Algo así no es posible en un centro comercial, en un parque temático o en un hipermercado. En estos lugares el sentimiento popular es sustituido por un remedo: el consumo. Aquella gente que venía de toda la región no iba simplemente a comprar el musgo, el molinillo de agua o la caricatura de Berlusconi. Iba, sencillamente, a cumplir una tradición. El musgo, el molinillo o la caricatura eran las disculpa. Porque no iban a comprar (en muchos casos esto era así por la imposibilidad material de hacerlo debido a que la excesiva cantidad de gente lo impedía), iban a manifestarse. A manifestarse como ciudadanos y miembros de una comunidad. En Madrid, en las calles Carmen y Preciados, en la esquina del edificio Capitol o en la salida de metro del cine Avenida la multitud probablemente esté igualmente comprimida que en Spaccanapoli, pero el sentimiento no es el mismo: se trata, sencillamente, de comprar. El intento de conseguir que dicho acto se convierta en una manifestación de toda la sociedad será siempre un remedo porque sólo consume el que puede, de forma que el espacio que se usa para consumir es sólo seña de identidad del consumidor.

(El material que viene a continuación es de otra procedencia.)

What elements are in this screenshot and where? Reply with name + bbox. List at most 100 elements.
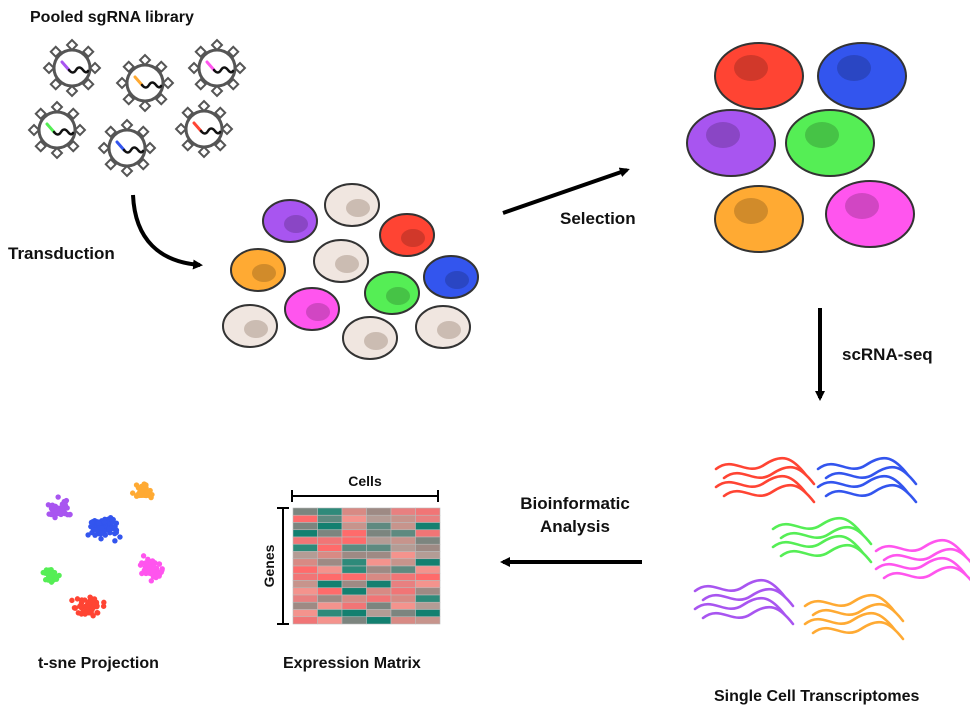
matrix-cell: [366, 543, 392, 552]
matrix-cell: [390, 529, 416, 538]
matrix-cell: [341, 558, 367, 567]
matrix-cell: [317, 522, 343, 531]
scatter-point-icon: [99, 525, 105, 531]
matrix-cell: [317, 587, 343, 596]
scatter-point-icon: [148, 578, 155, 584]
genes-axis-label: Genes: [261, 544, 277, 587]
scatter-point-icon: [129, 490, 136, 496]
matrix-cell: [390, 594, 416, 603]
matrix-cell: [390, 616, 416, 625]
virus-particle-icon: [187, 38, 247, 98]
scatter-point-icon: [101, 519, 108, 525]
matrix-label: Expression Matrix: [283, 655, 421, 672]
matrix-cell: [292, 522, 318, 531]
scatter-point-icon: [110, 516, 116, 523]
matrix-cell: [366, 529, 392, 538]
scatter-point-icon: [101, 599, 107, 606]
mrna-strand-icon: [693, 578, 795, 626]
selection-arrow: [502, 167, 630, 215]
scatter-point-icon: [52, 514, 58, 521]
matrix-cell: [341, 543, 367, 552]
scatter-point-icon: [77, 603, 83, 609]
matrix-cell: [390, 580, 416, 589]
cell-icon: [379, 213, 435, 257]
matrix-cell: [317, 616, 343, 625]
matrix-cell: [341, 522, 367, 531]
matrix-cell: [341, 601, 367, 610]
matrix-cell: [292, 514, 318, 523]
scatter-point-icon: [53, 575, 60, 582]
matrix-cell: [341, 536, 367, 545]
scatter-point-icon: [66, 512, 73, 518]
scatter-point-icon: [56, 510, 63, 517]
mrna-strand-icon: [874, 538, 970, 582]
cell-icon: [423, 255, 479, 299]
scatter-point-icon: [45, 502, 52, 508]
scatter-point-icon: [85, 532, 91, 538]
cell-icon: [817, 42, 907, 110]
selected-cells: [686, 42, 915, 253]
matrix-cell: [390, 536, 416, 545]
scatter-point-icon: [106, 525, 112, 532]
matrix-cell: [415, 609, 441, 618]
matrix-cell: [341, 572, 367, 581]
cell-icon: [313, 239, 369, 283]
tsne-cluster: [69, 594, 107, 619]
matrix-cell: [415, 572, 441, 581]
cell-icon: [785, 109, 875, 177]
matrix-cell: [341, 507, 367, 516]
scatter-point-icon: [159, 567, 165, 573]
scatter-point-icon: [48, 505, 55, 512]
matrix-cell: [415, 594, 441, 603]
transduction-label: Transduction: [8, 244, 115, 263]
cell-icon: [230, 248, 286, 292]
matrix-cell: [317, 580, 343, 589]
scatter-point-icon: [140, 553, 147, 559]
matrix-cell: [366, 594, 392, 603]
mrna-strand-icon: [816, 456, 918, 504]
library-label: Pooled sgRNA library: [30, 9, 194, 26]
scatter-point-icon: [45, 570, 51, 577]
matrix-cell: [390, 601, 416, 610]
matrix-cell: [317, 529, 343, 538]
matrix-cell: [366, 565, 392, 574]
matrix-cell: [390, 551, 416, 560]
matrix-cell: [415, 580, 441, 589]
matrix-cell: [292, 609, 318, 618]
scatter-point-icon: [112, 538, 118, 544]
virus-particle-icon: [27, 100, 87, 160]
matrix-cell: [317, 507, 343, 516]
tsne-cluster: [40, 566, 62, 585]
cell-icon: [364, 271, 420, 315]
cell-icon: [262, 199, 318, 243]
analysis-label: Analysis: [540, 517, 610, 536]
cell-icon: [324, 183, 380, 227]
scatter-point-icon: [74, 596, 81, 602]
matrix-cell: [292, 594, 318, 603]
scatter-point-icon: [100, 603, 107, 609]
transduced-cell-pool: [222, 183, 479, 360]
matrix-cell: [415, 507, 441, 516]
mrna-strand-icon: [771, 516, 873, 564]
matrix-cell: [390, 514, 416, 523]
matrix-cell: [317, 572, 343, 581]
scatter-point-icon: [47, 577, 53, 583]
matrix-cell: [317, 565, 343, 574]
matrix-cell: [366, 551, 392, 560]
matrix-cell: [415, 529, 441, 538]
matrix-cell: [292, 551, 318, 560]
matrix-cell: [317, 536, 343, 545]
matrix-cell: [366, 558, 392, 567]
scatter-point-icon: [142, 560, 149, 566]
scatter-point-icon: [141, 481, 147, 487]
matrix-cell: [292, 580, 318, 589]
scatter-point-icon: [46, 511, 52, 517]
matrix-cell: [415, 543, 441, 552]
matrix-cell: [366, 514, 392, 523]
transduction-arrow: [131, 194, 203, 270]
scatter-point-icon: [40, 569, 46, 576]
matrix-cell: [366, 536, 392, 545]
matrix-cell: [366, 580, 392, 589]
matrix-cell: [390, 522, 416, 531]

En cambio, si parece una manifestación como la que he descrito de Nápoles, la de oir las doce campanadas de Fin de Año en la Puerta del Sol.
Probablemente no levité sólo yo. Puede observarse en la foto el lugar donde terminó una bicicleta. La foto es real no es un truco y, verdaderamente, no sé si alguien la aparcó allí, si efectivamente flotó (con o sin multitud) o, sencillamente, cayó del cielo por un milagro de San Genaro. Claro que, como la diferencia entre calzada y acera en esta ciudad es irrelevante, no sería nada extraño que ocupado todo el espacio posible de pavimento, los napolitanos estén tratando de usar también los elementos verticales e inclinados y todo plano horizontal que aparezca en su campo visual. A la vuelta, mientras nos dirigíamos en metro a casa de Mario, pensaba que además de servir para transitar, para facilitar las relaciones entre desiguales, o como seña de identidad de un grupo, había que pensar en estos espacios de ciudadanía también como soporte expresivo de la multitud. A lo mejor, todavía no es la hora de entonar el réquiem por el espacio público.
Ciudad extraordinaria en la que el paisaje urbano es, básicamente, la gente. Mario me trataba de explicar la maravillosa arquitectura que se puede encontrar en casi toda la ciudad, los panoramas que se divisan desde sus laderas, pero una y otra vez mi interés se iba hacia la gente y mis ojos se olvidaban de la arquitectura, del Vesubio o de Sorrento. En cualquier caso parece que nada puede sustituir al espacio público tradicional para esta forma de entender la vida. Y ahí es donde está el nudo de todo. Cada manera de vivir necesita su propio soporte espacial. Pero el soporte en sí es algo irrelevante. Lo que le da sentido es la actividad (o la no actividad) que se desarrolla en su seno. Nos lamentamos de la muerte del espacio público pero esta muerte no viene casi nunca de la inadecuación o de la falta de dicho espacio, viene de una forma de vida que no lo necesita.